In order to promote lending by MFIs and reduce the credit gap, MUDRA interest rates should be substantially lower. One way of doing this is by segmenting the loan seeking MFIs based upon performance rating by credit rating agency, CRISIL. MFIs with higher rating (AAA/AA/A) will then get funds at lower rates than lower performing MFIs.  An Intellecap study says that requirement of debt financing is higher for small and growing enterprises during the start-up or early stage. Also, such debt requirement is largely overlooked by banks and other formal sector lenders. MUDRA may look forward to identify a model to fund growing MSMEs during their incubation phase.

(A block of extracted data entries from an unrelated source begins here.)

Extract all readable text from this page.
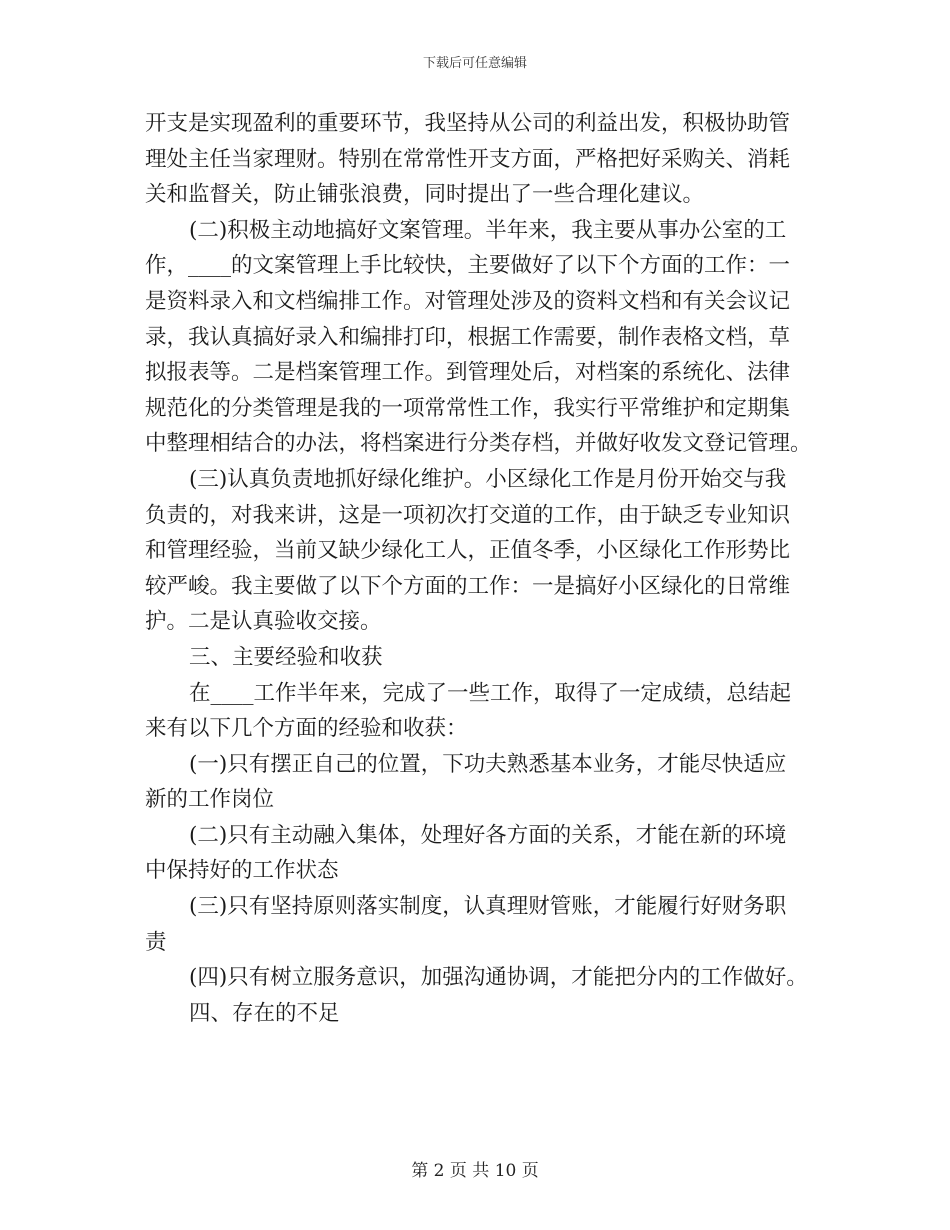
下载后可任意编辑
开支是实现盈利的重要环节，我坚持从公司的利益出发，积极协助管
理处主任当家理财。特别在常常性开支方面，严格把好采购关、消耗
关和监督关，防止铺张浪费，同时提出了一些合理化建议。
(二)积极主动地搞好文案管理。半年来，我主要从事办公室的工
作，____的文案管理上手比较快，主要做好了以下个方面的工作：一
是资料录入和文档编排工作。对管理处涉及的资料文档和有关会议记
录，我认真搞好录入和编排打印，根据工作需要，制作表格文档，草
拟报表等。二是档案管理工作。到管理处后，对档案的系统化、法律
规范化的分类管理是我的一项常常性工作，我实行平常维护和定期集
中整理相结合的办法，将档案进行分类存档，并做好收发文登记管理。
(三)认真负责地抓好绿化维护。小区绿化工作是月份开始交与我
负责的，对我来讲，这是一项初次打交道的工作，由于缺乏专业知识
和管理经验，当前又缺少绿化工人，正值冬季，小区绿化工作形势比
较严峻。我主要做了以下个方面的工作：一是搞好小区绿化的日常维
护。二是认真验收交接。
三、主要经验和收获
在____工作半年来，完成了一些工作，取得了一定成绩，总结起
来有以下几个方面的经验和收获：
(一)只有摆正自己的位置，下功夫熟悉基本业务，才能尽快适应
新的工作岗位
(二)只有主动融入集体，处理好各方面的关系，才能在新的环境
中保持好的工作状态
(三)只有坚持原则落实制度，认真理财管账，才能履行好财务职
责
(四)只有树立服务意识，加强沟通协调，才能把分内的工作做好。
四、存在的不足
第 2 页 共 10 页
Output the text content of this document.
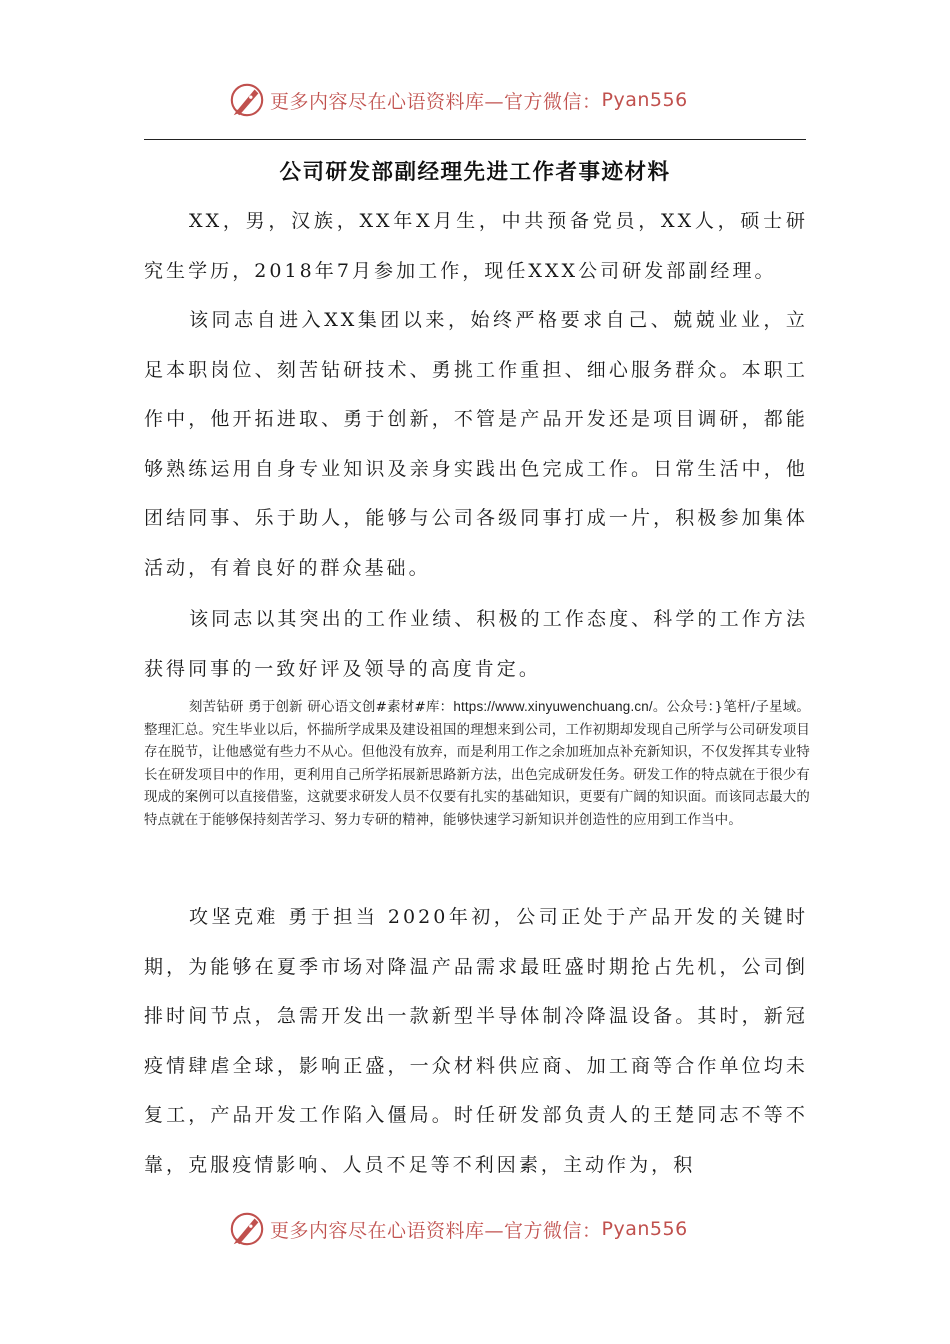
更多内容尽在心语资料库— 官方微信： Pyan556
公司研发部副经理先进工作者事迹材料
XX，男，汉族，XX年X月生，中共预备党员，XX人，硕士研究生学历，2018年7月参加工作，现任XXX公司研发部副经理。
该同志自进入XX集团以来，始终严格要求自己、兢兢业业，立足本职岗位、刻苦钻研技术、勇挑工作重担、细心服务群众。本职工作中，他开拓进取、勇于创新，不管是产品开发还是项目调研，都能够熟练运用自身专业知识及亲身实践出色完成工作。日常生活中，他团结同事、乐于助人，能够与公司各级同事打成一片，积极参加集体活动，有着良好的群众基础。
该同志以其突出的工作业绩、积极的工作态度、科学的工作方法获得同事的一致好评及领导的高度肯定。
刻苦钻研 勇于创新 研心语文创#素材#库：https://www.xinyuwenchuang.cn/。公众号：}笔杆/子星域。整理汇总。究生毕业以后，怀揣所学成果及建设祖国的理想来到公司，工作初期却发现自己所学与公司研发项目存在脱节，让他感觉有些力不从心。但他没有放弃，而是利用工作之余加班加点补充新知识，不仅发挥其专业特长在研发项目中的作用，更利用自己所学拓展新思路新方法，出色完成研发任务。研发工作的特点就在于很少有现成的案例可以直接借鉴，这就要求研发人员不仅要有扎实的基础知识，更要有广阔的知识面。而该同志最大的特点就在于能够保持刻苦学习、努力专研的精神，能够快速学习新知识并创造性的应用到工作当中。
攻坚克难 勇于担当 2020年初，公司正处于产品开发的关键时期，为能够在夏季市场对降温产品需求最旺盛时期抢占先机，公司倒排时间节点，急需开发出一款新型半导体制冷降温设备。其时，新冠疫情肆虐全球，影响正盛，一众材料供应商、加工商等合作单位均未复工，产品开发工作陷入僵局。时任研发部负责人的王楚同志不等不靠，克服疫情影响、人员不足等不利因素，主动作为，积
更多内容尽在心语资料库— 官方微信： Pyan556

Among the key decision points that the government needs to address at the drafting stage of the MUDRA and MSME Bills is to clarify their roles and scope.

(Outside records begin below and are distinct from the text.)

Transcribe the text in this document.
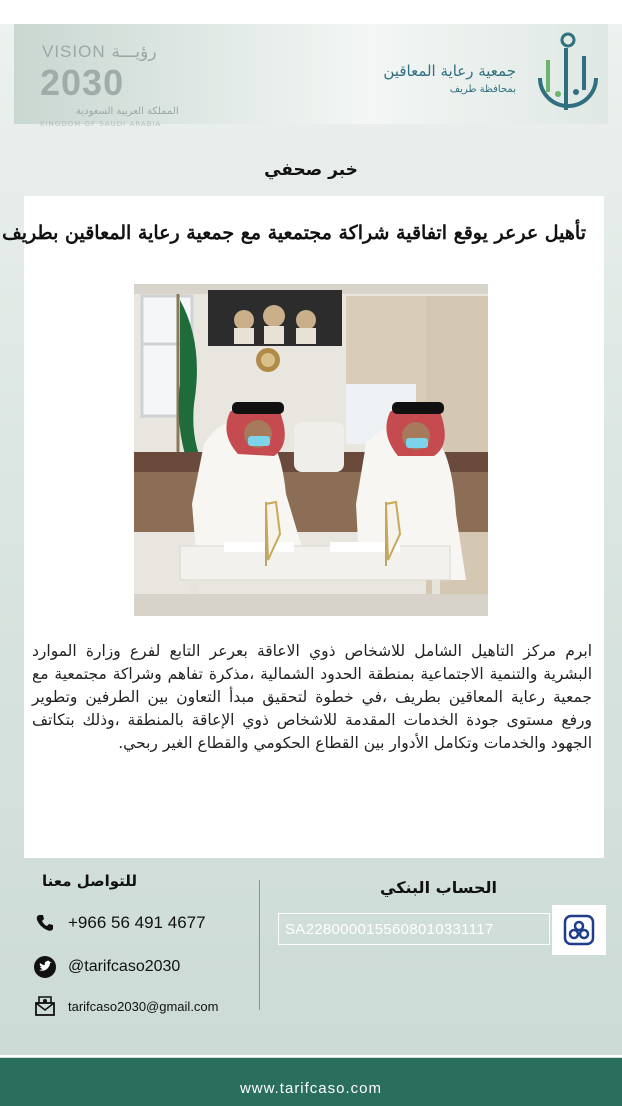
VISION رؤيـــة
2030
المملكة العربية السعودية
KINGDOM OF SAUDI ARABIA
جمعية رعاية المعاقين
بمحافظة طريف
خبر صحفي
تأهيل عرعر يوقع اتفاقية شراكة مجتمعية مع جمعية رعاية المعاقين بطريف
ابرم مركز التاهيل الشامل للاشخاص ذوي الاعاقة بعرعر التابع لفرع وزارة الموارد البشرية والتنمية الاجتماعية بمنطقة الحدود الشمالية ،مذكرة تفاهم وشراكة مجتمعية مع جمعية رعاية المعاقين بطريف ،في خطوة لتحقيق مبدأ التعاون بين الطرفين وتطوير ورفع مستوى جودة الخدمات المقدمة للاشخاص ذوي الإعاقة بالمنطقة ،وذلك بتكاتف الجهود والخدمات وتكامل الأدوار بين القطاع الحكومي والقطاع الغير ربحي.
للتواصل معنا
+966 56 491 4677
@tarifcaso2030
tarifcaso2030@gmail.com
الحساب البنكي
SA2280000155608010331117
www.tarifcaso.com
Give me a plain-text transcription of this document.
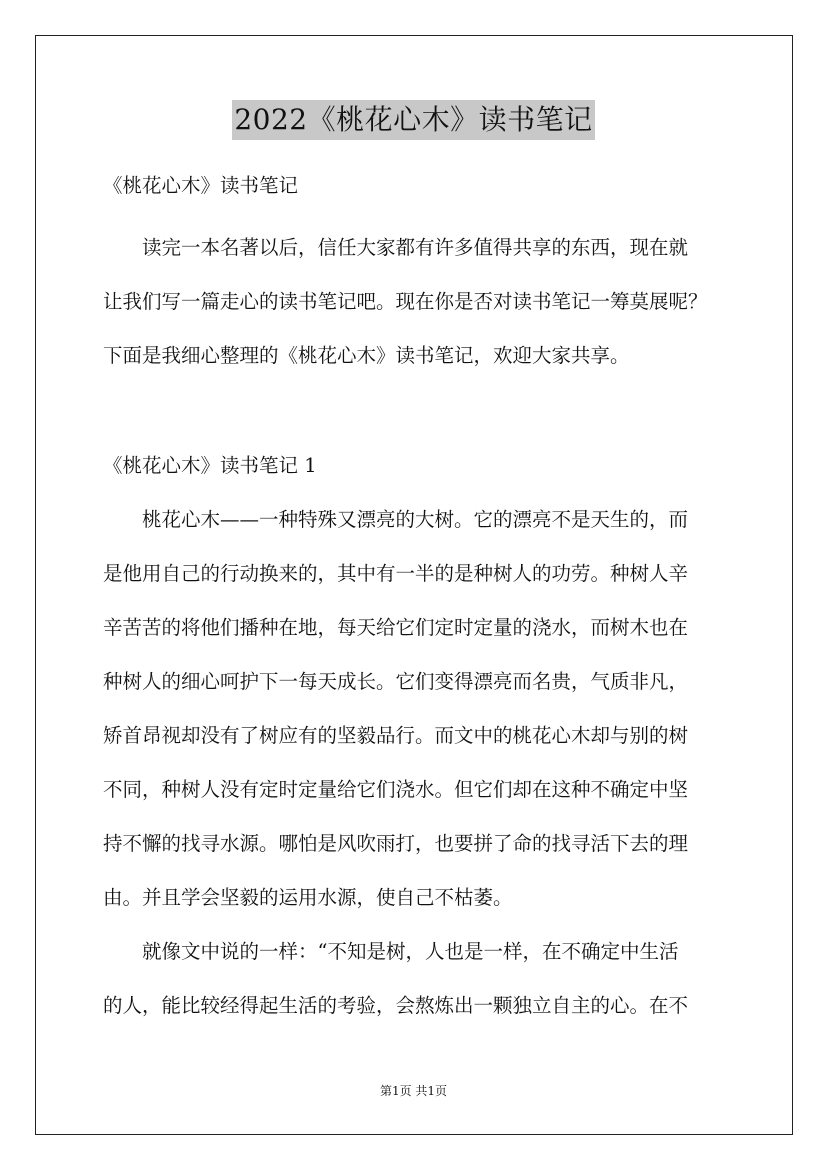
2022《桃花心木》读书笔记
《桃花心木》读书笔记
读完一本名著以后，信任大家都有许多值得共享的东西，现在就
让我们写一篇走心的读书笔记吧。现在你是否对读书笔记一筹莫展呢？
下面是我细心整理的《桃花心木》读书笔记，欢迎大家共享。
《桃花心木》读书笔记 1
桃花心木——一种特殊又漂亮的大树。它的漂亮不是天生的，而
是他用自己的行动换来的，其中有一半的是种树人的功劳。种树人辛
辛苦苦的将他们播种在地，每天给它们定时定量的浇水，而树木也在
种树人的细心呵护下一每天成长。它们变得漂亮而名贵，气质非凡，
矫首昂视却没有了树应有的坚毅品行。而文中的桃花心木却与别的树
不同，种树人没有定时定量给它们浇水。但它们却在这种不确定中坚
持不懈的找寻水源。哪怕是风吹雨打，也要拼了命的找寻活下去的理
由。并且学会坚毅的运用水源，使自己不枯萎。
就像文中说的一样：“不知是树，人也是一样，在不确定中生活
的人，能比较经得起生活的考验，会熬炼出一颗独立自主的心。在不
第1页 共1页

  • The question of converging all existing credit guarantee funds from the MSME sector to MUDRA, such as SIDBI’s Credit Guarantee Fund Trust for Micro and Small Enterprises needs pondering.
  • The scope of MUDRA also needs to be defined in terms of regulation. At present, the RBI is the regulatory authority for MFIs registered as companies and the State government is the regulatory authority for MFIs registered as Societies. The idea of MUDRA being the sole regulatory body for both these organisations needs to be explored.
  • Another moot point that needs to be looked at is whether MUDRA is to be a self-regulated body or to be overseen by the RBI.
  • A clear role of MUDRA as a refinancing and regulatory body needs to be evolved to prevent it from getting into business activities which could lead to erosion of its independence and discomfort in competitive business entities.
  • To increase productivity, MUDRA must also be given the liberty to engage with Trade Receivables Discounting System (TReDS) or other financial products or even develop an equity investment fund to be at a sound financial footing.

With a clear demarcation of its role and scope and given independence to make itself more productive, MUDRA has the potential to be a real game-changer in the MSME sector, bridging the credit gap and allowing entrepreneurship to bloom.